Question

A regular polygon has equal angle measures and equal side lengths. For a regular \(n\)-sided polygon ( \(n \geq 3\) ), the measure \(a_n\) of an interior angle is given by \(a_n=\frac{180(n-2)}{n}\). a. Write the first five terms of the sequence. b. Write a rule for the sequence giving the sum \(T_n\) of the measures of the interior angles in each regular \(n\)-sided polygon. c. Use your rule in part (b) to find the sum of the interior angle measures in the Guggenheim Museum skylight, which is a regular dodecagon.

Short answer

a. The first five terms of the sequence are: 60, 90, 108, 120, 128.57. b. The rule for the sequence is \(T_n=180(n-2)\). c. The sum of the interior angle measures in a regular dodecagon is 1800 degrees.

Step-by-step solution

Formulating the First Five Terms

By using the given formula, the measures of the interior angles for the first five regular polygons (triangles, squares, and so on) can be found. The formula is applied as: \(a_n=\frac{180(n-2)}{n}\)for \(n=3, 4, 5, 6, 7\). This results in the sequence: \(60, 90, 108, 120, 128.57\).

Formulating the Rule for the Sequence

The sum \(T_n\) of the measures of the angles in a regular \(n\)-sided polygon is given by multiplying the measure of one angle by the number of sides, 'n'. Thus, \(T_n = n * a_n\)which simplifies to \(T_n = n * \frac{180(n-2)}{n}\).After simplifying, we obtain the rule as \(T_n = 180(n-2)\).

Application of the Rule to a Dodecagon

The rule from Step 2 is used to find the sum of the interior angle measures for a regular dodecagon. Substituting \(n=12\) into \(T_n=180(n-2)\), we find that the sum is 1800 degrees.

Key concepts

Interior Angle Measure Formula

Understanding the interior angle measure formula is essential for analyzing regular polygons. A regular polygon is a shape with equal side lengths and equal internal angles. For instance, imagine looking at a stop sign; it's an octagon — a type of regular polygon with all sides and angles being equal.

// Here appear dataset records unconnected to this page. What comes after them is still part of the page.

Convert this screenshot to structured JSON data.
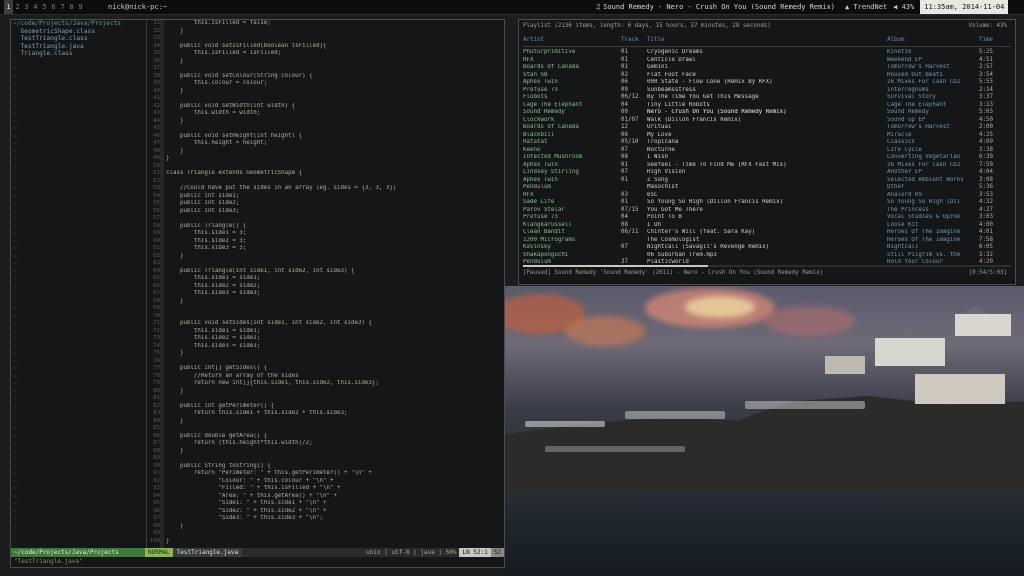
{
  "topbar": {
    "workspaces": [
      "1",
      "2",
      "3",
      "4",
      "5",
      "6",
      "7",
      "8",
      "9"
    ],
    "active_workspace": 0,
    "host": "nick@nick-pc:~",
    "nowplaying_icon": "♫",
    "nowplaying": "Sound Remedy - Nero - Crush On You (Sound Remedy Remix)",
    "network": "TrendNet",
    "volume": "43%",
    "clock": "11:35am, 2014-11-04"
  },
  "vim": {
    "tree": [
      {
        "text": "~/code/Projects/Java/Projects",
        "head": true
      },
      {
        "text": "  GeometricShape.class",
        "head": false
      },
      {
        "text": "  TestTriangle.class",
        "head": false
      },
      {
        "text": "  TestTriangle.java",
        "head": false
      },
      {
        "text": "  Triangle.class",
        "head": false
      }
    ],
    "tilde_count": 65,
    "line_numbers": [
      "31",
      "32",
      "33",
      "34",
      "35",
      "36",
      "37",
      "38",
      "39",
      "40",
      "41",
      "42",
      "43",
      "44",
      "45",
      "46",
      "47",
      "48",
      "49",
      "50",
      "51",
      "52",
      "53",
      "54",
      "55",
      "56",
      "57",
      "58",
      "59",
      "60",
      "61",
      "62",
      "63",
      "64",
      "65",
      "66",
      "67",
      "68",
      "69",
      "70",
      "71",
      "72",
      "73",
      "74",
      "75",
      "76",
      "77",
      "78",
      "79",
      "80",
      "81",
      "82",
      "83",
      "84",
      "85",
      "86",
      "87",
      "88",
      "89",
      "90",
      "91",
      "92",
      "93",
      "94",
      "95",
      "96",
      "97",
      "98",
      "99",
      "100"
    ],
    "code": [
      "        this.isFilled = false;",
      "    }",
      "",
      "    public void setIsFilled(boolean isFilled){",
      "        this.isFilled = isFilled;",
      "    }",
      "",
      "    public void setColour(String colour) {",
      "        this.colour = colour;",
      "    }",
      "",
      "    public void setWidth(int width) {",
      "        this.width = width;",
      "    }",
      "",
      "    public void setHeight(int height) {",
      "        this.height = height;",
      "    }",
      "}",
      "",
      "class Triangle extends GeometricShape {",
      "",
      "    //Could have put the sides in an array (eg. sides = {3, 3, 3})",
      "    public int side1;",
      "    public int side2;",
      "    public int side3;",
      "",
      "    public Triangle() {",
      "        this.side1 = 3;",
      "        this.side2 = 3;",
      "        this.side3 = 3;",
      "    }",
      "",
      "    public Triangle(int side1, int side2, int side3) {",
      "        this.side1 = side1;",
      "        this.side2 = side2;",
      "        this.side3 = side3;",
      "    }",
      "",
      "",
      "    public void setSides(int side1, int side2, int side3) {",
      "        this.side1 = side1;",
      "        this.side2 = side2;",
      "        this.side3 = side3;",
      "    }",
      "",
      "    public int[] getSides() {",
      "        //Return an array of the sides",
      "        return new int[]{this.side1, this.side2, this.side3};",
      "    }",
      "",
      "    public int getPerimeter() {",
      "        return this.side1 + this.side2 + this.side3;",
      "    }",
      "",
      "    public double getArea() {",
      "        return (this.height*this.width)/2;",
      "    }",
      "",
      "    public String toString() {",
      "        return \"Perimeter: \" + this.getPerimeter() + \"\\n\" +",
      "               \"Colour: \" + this.colour + \"\\n\" +",
      "               \"Filled: \" + this.isFilled + \"\\n\" +",
      "               \"Area: \" + this.getArea() + \"\\n\" +",
      "               \"Side1: \" + this.side1 + \"\\n\" +",
      "               \"Side2: \" + this.side2 + \"\\n\" +",
      "               \"Side3: \" + this.side3 + \"\\n\";",
      "    }",
      "",
      "}"
    ],
    "status": {
      "path": "~/code/Projects/Java/Projects",
      "mode": "NORMAL",
      "file": "TestTriangle.java",
      "format": "unix | utf-8 | java | 50%",
      "position": "LN  52:1",
      "percent": "52"
    },
    "cmdline": "\"TestTriangle.java\""
  },
  "mpc": {
    "header": "Playlist (2136 items, length: 6 days, 15 hours, 37 minutes, 28 seconds)",
    "volume": "Volume: 43%",
    "columns": {
      "artist": "Artist",
      "track": "Track",
      "title": "Title",
      "album": "Album",
      "time": "Time"
    },
    "rows": [
      {
        "artist": "Phuturprimitive",
        "track": "01",
        "title": "Cryogenic Dreams",
        "album": "Kinetik",
        "time": "5:25"
      },
      {
        "artist": "RFX",
        "track": "01",
        "title": "Centicle Drawl",
        "album": "Weekend EP",
        "time": "4:51"
      },
      {
        "artist": "Boards Of Canada",
        "track": "01",
        "title": "Gemini",
        "album": "Tomorrow's Harvest",
        "time": "2:57"
      },
      {
        "artist": "Stan SB",
        "track": "02",
        "title": "Flat Foot Face",
        "album": "Housed Out Beats",
        "time": "3:54"
      },
      {
        "artist": "Aphex Twin",
        "track": "06",
        "title": "000 State - Flow Cone (Remix By RFX)",
        "album": "26 Mixes For Cash CD2",
        "time": "5:55"
      },
      {
        "artist": "Prefuse 73",
        "track": "09",
        "title": "Sunbeamsstress",
        "album": "Interregnums",
        "time": "2:14"
      },
      {
        "artist": "Flobots",
        "track": "06/12",
        "title": "By The Time You Get This Message",
        "album": "Survival Story",
        "time": "3:37"
      },
      {
        "artist": "Cage The Elephant",
        "track": "04",
        "title": "Tiny Little Robots",
        "album": "Cage The Elephant",
        "time": "3:13"
      },
      {
        "artist": "Sound Remedy",
        "track": "00",
        "title": "Nero - Crush On You (Sound Remedy Remix)",
        "album": "Sound Remedy",
        "time": "5:03",
        "playing": true
      },
      {
        "artist": "Clockwork",
        "track": "01/07",
        "title": "Walk (Dillon Francis Remix)",
        "album": "Sound up EP",
        "time": "4:50"
      },
      {
        "artist": "Boards Of Canada",
        "track": "12",
        "title": "Uritual",
        "album": "Tomorrow's Harvest",
        "time": "2:00"
      },
      {
        "artist": "Blackbill",
        "track": "06",
        "title": "My Love",
        "album": "Miracle",
        "time": "4:25"
      },
      {
        "artist": "Ratatat",
        "track": "05/10",
        "title": "Tropicana",
        "album": "Classics",
        "time": "4:09"
      },
      {
        "artist": "Keeno",
        "track": "07",
        "title": "Nocturne",
        "album": "Life Cycle",
        "time": "3:38"
      },
      {
        "artist": "Infected Mushroom",
        "track": "08",
        "title": "I Wish",
        "album": "Converting Vegetarian",
        "time": "6:39"
      },
      {
        "artist": "Aphex Twin",
        "track": "01",
        "title": "Seefeel - Time To Find Me (RFX Fast Mix)",
        "album": "26 Mixes For Cash CD2",
        "time": "7:59"
      },
      {
        "artist": "Lindsey Stirling",
        "track": "07",
        "title": "High Vision",
        "album": "Another EP",
        "time": "4:04"
      },
      {
        "artist": "Aphex Twin",
        "track": "01",
        "title": "Z Song",
        "album": "Selected Ambient Works",
        "time": "3:08"
      },
      {
        "artist": "Pendulum",
        "track": "",
        "title": "Masochist",
        "album": "Other",
        "time": "5:36"
      },
      {
        "artist": "RFX",
        "track": "03",
        "title": "6SC",
        "album": "Analord 09",
        "time": "3:53"
      },
      {
        "artist": "Sade Life",
        "track": "01",
        "title": "So Young So High (Dillon Francis Remix)",
        "album": "So Young So High (Dil",
        "time": "4:32"
      },
      {
        "artist": "Parov Stelar",
        "track": "07/15",
        "title": "You Got Me There",
        "album": "The Princess",
        "time": "4:27"
      },
      {
        "artist": "Prefuse 73",
        "track": "04",
        "title": "Point To B",
        "album": "Vocal Studies & Uprok",
        "time": "3:03"
      },
      {
        "artist": "Klangkarussell",
        "track": "08",
        "title": "I Oh",
        "album": "Loose Kit",
        "time": "4:00"
      },
      {
        "artist": "Clean Bandit",
        "track": "06/11",
        "title": "Chinter's Will (feat. Sara Kay)",
        "album": "Heroes Of The Imagine",
        "time": "4:01"
      },
      {
        "artist": "1200 Micrograms",
        "track": "",
        "title": "The Cosmologist",
        "album": "Heroes Of The Imagine",
        "time": "7:58"
      },
      {
        "artist": "Kavinsky",
        "track": "07",
        "title": "Nightcall (Savagli's Revenge Remix)",
        "album": "Nightcall",
        "time": "6:05"
      },
      {
        "artist": "Shakaponguchi",
        "track": "",
        "title": "06 Suburban Trem.mp3",
        "album": "Still Pilgrim vs. the",
        "time": "3:32"
      },
      {
        "artist": "Pendulum",
        "track": "37",
        "title": "Plasticworld",
        "album": "Hold Your Colour",
        "time": "4:20"
      }
    ],
    "progress": 0.38,
    "status": "[Paused] Sound Remedy 'Sound Remedy' (2011) - Nero - Crush On You (Sound Remedy Remix)",
    "status_time": "[0:54/5:03]"
  }
}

To determine the measure of an interior angle, we use the formula: \[\begin{equation}a_n=\frac{180(n-2)}{n}\end{equation}\]where \(a_n\) represents the interior angle measure, and \(n\) is the number of sides the polygon has. If we're dealing with a triangle, which has three sides (\(n=3\)), plugging into the formula gives us an angle measure of 60 degrees for each angle. Similarly, a square, with four sides (\(n=4\)), would have interior angles measuring 90 degrees each.

• For a triangle (\(n=3\)): \(60\) degrees.
• For a square (\(n=4\)): \(90\) degrees.
• For a pentagon (\(n=5\)): \(108\) degrees.
• And so on...

Understanding this formula helps students solve various geometry problems involving regular polygons and lays the foundation for more complex geometrical concepts.

Polygon Angle Sum Rule

The polygon angle sum rule provides a quick way to calculate the sum of internal angles in any polygon, whether it’s a simple triangle or a complex dodecagon. The rule states that this sum, which we denote as \(T_n\) for a polygon with \(n\) sides, can be found using the formula:\[\begin{equation}T_n = 180(n-2)\end{equation}\]This formula derives from understanding that any polygon can be divided into triangles. Since each triangle's angles sum up to 180 degrees, a polygon can be 'triangulated' to demonstrate how the sum of the interior angles is based on the number of triangles that fit within it.

The Triangulation Concept:

• A quadrilateral can be divided into 2 triangles, thus the angle sum is \(180(4-2) = 360\) degrees.
• A pentagon breaks down into 3 triangles, leading to \(180(5-2) = 540\) degrees.

Applying the polygon angle sum rule is not only efficient but also reinforces understanding of how polygons relate to triangles, one of the simplest geometric shapes.

Mathematical Sequences

Mathematical sequences are ordered lists of numbers following a specific pattern. In the context of geometry and regular polygons, the sequence related to the interior angle measures is a fascinating example. Once we know the angle measure formula for a regular polygon, we can generate a sequence for the interior angles' measures for different-sized polygons.

As we’ve seen in our original problem's step-by-step solution, applying the interior angle measure formula for the first five regular polygons (\(n=3\) to \(n=7\)) yields a sequence: \(60, 90, 108, 120, 128.57\). This sequence isn’t arithmetic or geometric, but it reflects the pattern that as the number of sides increases, so do the measures of the interior angles, approaching but never reaching 180 degrees.

Patterns in Polygon Sequences:

Recognizing patterns in sequences allows us to predict values without direct calculation, which is precisely what the sum rule for interior angles offers for polygons. The exploration of sequences in polygon angles illustrates how patterns emerge in mathematics, providing insights into more profound mathematical structures and relationships.